Tomé asiento en Plaza Houssay, a un costado del parque, entre las facultades de Medicina, Económicas y Sociales, justo delante mío estaban, en una memoria de metal, los nombres de los desaparecidos del ’76 al 83. Y miré y vi mi insignificancia, pero en mi corazón sonó y retumbó fuerte el nombre del Nombre de mi Padre. Atrás de mí había como una caja enrejada, símbolo de la prisión (de aquéllo que no se debe decir, lo que no se puede decir). 

Parte IV

¿Quién era ella? ¿Por qué la silenciaron civilmente? ¿Por qué callaron su versión? ¿Por qué negaron su propia vida? 

El silencio fue expulsión, la palabra fue condenatoria.

Buscó el nombre de su pariente en los libros y revistas de historia. Él negó darse a conocer. Hasta su nombre propio (cincelado con todo su esfuerzo durante su todavía breve vida) se diluyó entre el Vademecum y La invención de Morel. La referencia en lo tocante a ella fue trastocada, vapuleada, hecha añicos. Cinco años después, terminaría renunciando a sí misma. 

Sin nombre, desde el silencio y la prohibición, volvió a rebelarse. 

Un billete de 5 pesos fue arrojado al suelo. 

Una pared (antes blanca) fue taladrada y destruida.  

Probablemente sería recibida en una villa de emergencia, en la provincia de Buenos Aires. 

Ella siempre dijo»gracias». 

Parte V

No se entiende. No buscamos entender. Cual Sherlock Holmes, cada hilo, cada sobreimpresión del secretismo y los ocultamientos fueron derruidos. Hoy ella conoce la verdad de su origen y el nombre -que jamás será su nombre propio.  

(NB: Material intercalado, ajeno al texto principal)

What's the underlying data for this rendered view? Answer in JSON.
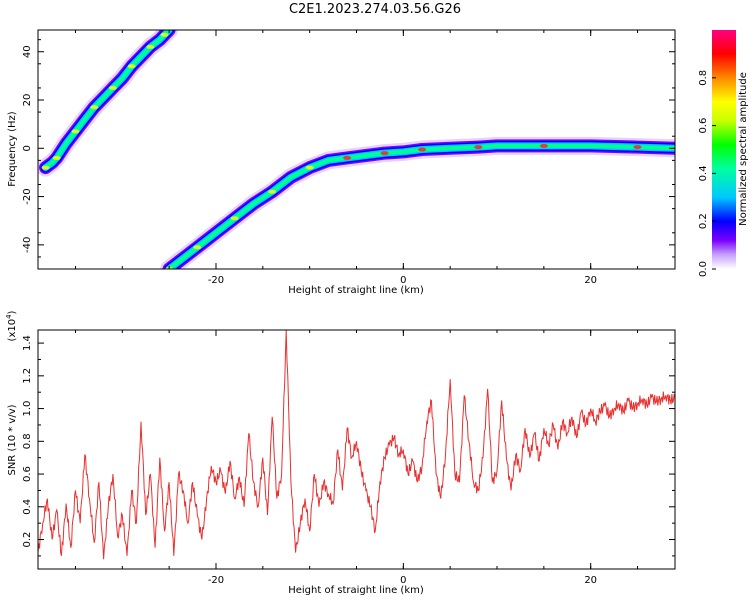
{
  "title": "C2E1.2023.274.03.56.G26",
  "chart_data": [
    {
      "type": "heatmap",
      "xlabel": "Height of straight line (km)",
      "ylabel": "Frequency (Hz)",
      "xlim": [
        -39,
        29
      ],
      "ylim": [
        -50,
        49
      ],
      "x_ticks": [
        -20,
        0,
        20
      ],
      "y_ticks": [
        40,
        20,
        0,
        -20,
        -40
      ],
      "colorbar": {
        "label": "Normalized spectral amplitude",
        "range": [
          0,
          1
        ],
        "ticks": [
          0.0,
          0.2,
          0.4,
          0.6,
          0.8
        ]
      },
      "ridges": [
        {
          "name": "",
          "x": [
            -38.2,
            -37.5,
            -37,
            -36,
            -35,
            -34,
            -33,
            -32,
            -31,
            -30,
            -29,
            -28,
            -27,
            -26,
            -25.5,
            -25
          ],
          "y": [
            -8,
            -6,
            -4,
            2,
            7,
            12,
            17,
            21,
            25,
            29,
            34,
            38,
            42,
            45,
            47,
            49
          ]
        },
        {
          "name": "",
          "x": [
            -25,
            -24,
            -22,
            -20,
            -18,
            -16,
            -14,
            -12,
            -10,
            -8,
            -6,
            -4,
            -2,
            0,
            2,
            5,
            8,
            10,
            15,
            20,
            25,
            29
          ],
          "y": [
            -50,
            -47,
            -41,
            -35,
            -29,
            -23,
            -18,
            -12,
            -8,
            -5,
            -4,
            -3,
            -2,
            -1.5,
            -0.5,
            0,
            0.5,
            1,
            1,
            1,
            0.5,
            0
          ]
        }
      ]
    },
    {
      "type": "line",
      "xlabel": "Height of straight line (km)",
      "ylabel": "SNR (10 * v/v)",
      "y_multiplier": "(x10",
      "y_multiplier_exp": "4",
      "y_multiplier_close": ")",
      "xlim": [
        -39,
        29
      ],
      "ylim": [
        0.02,
        1.48
      ],
      "x_ticks": [
        -20,
        0,
        20
      ],
      "y_ticks": [
        0.2,
        0.4,
        0.6,
        0.8,
        1.0,
        1.2,
        1.4
      ],
      "color": "#e8302f",
      "series": [
        {
          "name": "",
          "x": [
            -39,
            -38.5,
            -38,
            -37.5,
            -37,
            -36.5,
            -36,
            -35.5,
            -35,
            -34.5,
            -34,
            -33.5,
            -33,
            -32.5,
            -32,
            -31.5,
            -31,
            -30.5,
            -30,
            -29.5,
            -29,
            -28.5,
            -28,
            -27.5,
            -27,
            -26.5,
            -26,
            -25.5,
            -25,
            -24.5,
            -24,
            -23.5,
            -23,
            -22.5,
            -22,
            -21.5,
            -21,
            -20.5,
            -20,
            -19.5,
            -19,
            -18.5,
            -18,
            -17.5,
            -17,
            -16.5,
            -16,
            -15.5,
            -15,
            -14.5,
            -14,
            -13.5,
            -13,
            -12.5,
            -12,
            -11.5,
            -11,
            -10.5,
            -10,
            -9.5,
            -9,
            -8.5,
            -8,
            -7.5,
            -7,
            -6.5,
            -6,
            -5.5,
            -5,
            -4.5,
            -4,
            -3.5,
            -3,
            -2.5,
            -2,
            -1.5,
            -1,
            -0.5,
            0,
            0.5,
            1,
            1.5,
            2,
            2.5,
            3,
            3.5,
            4,
            4.5,
            5,
            5.5,
            6,
            6.5,
            7,
            7.5,
            8,
            8.5,
            9,
            9.5,
            10,
            10.5,
            11,
            11.5,
            12,
            12.5,
            13,
            13.5,
            14,
            14.5,
            15,
            15.5,
            16,
            16.5,
            17,
            17.5,
            18,
            18.5,
            19,
            19.5,
            20,
            20.5,
            21,
            21.5,
            22,
            22.5,
            23,
            23.5,
            24,
            24.5,
            25,
            25.5,
            26,
            26.5,
            27,
            27.5,
            28,
            28.5,
            29
          ],
          "y": [
            0.12,
            0.3,
            0.45,
            0.2,
            0.38,
            0.1,
            0.42,
            0.15,
            0.5,
            0.3,
            0.72,
            0.45,
            0.18,
            0.55,
            0.08,
            0.4,
            0.6,
            0.22,
            0.35,
            0.1,
            0.5,
            0.3,
            0.92,
            0.35,
            0.6,
            0.15,
            0.7,
            0.25,
            0.55,
            0.1,
            0.6,
            0.5,
            0.3,
            0.55,
            0.35,
            0.2,
            0.45,
            0.65,
            0.55,
            0.62,
            0.48,
            0.68,
            0.45,
            0.58,
            0.4,
            0.85,
            0.55,
            0.4,
            0.7,
            0.35,
            0.95,
            0.45,
            0.6,
            1.48,
            0.55,
            0.12,
            0.3,
            0.45,
            0.25,
            0.6,
            0.4,
            0.55,
            0.48,
            0.42,
            0.75,
            0.5,
            0.88,
            0.7,
            0.8,
            0.62,
            0.5,
            0.4,
            0.25,
            0.55,
            0.7,
            0.78,
            0.82,
            0.72,
            0.75,
            0.6,
            0.68,
            0.55,
            0.65,
            0.92,
            1.05,
            0.6,
            0.45,
            0.72,
            1.18,
            0.6,
            0.55,
            1.08,
            0.8,
            0.55,
            0.5,
            0.7,
            1.12,
            0.55,
            0.62,
            1.05,
            0.7,
            0.5,
            0.72,
            0.62,
            0.88,
            0.7,
            0.85,
            0.68,
            0.88,
            0.78,
            0.9,
            0.75,
            0.92,
            0.85,
            0.95,
            0.82,
            0.98,
            0.9,
            1.0,
            0.92,
            0.98,
            1.02,
            0.95,
            1.0,
            1.03,
            0.98,
            1.05,
            1.0,
            1.03,
            1.06,
            1.02,
            1.07,
            1.04,
            1.06,
            1.08,
            1.05,
            1.06
          ]
        }
      ]
    }
  ]
}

Ayer miró al cielo, dos palomas dibujaron sobre un cable (que atravesaba ese cielo recortado en la ciudad de Buenos Aires) la presencia amorosa de dos madres que no han muerto, que se han tomado sólo un tiempo – antes del amanecer.


Camila Ossorio Domecq, poeta, periodista. Se recibió de Licenciada en Letras en el año 2003. Nació en México. También nació en la Argentina.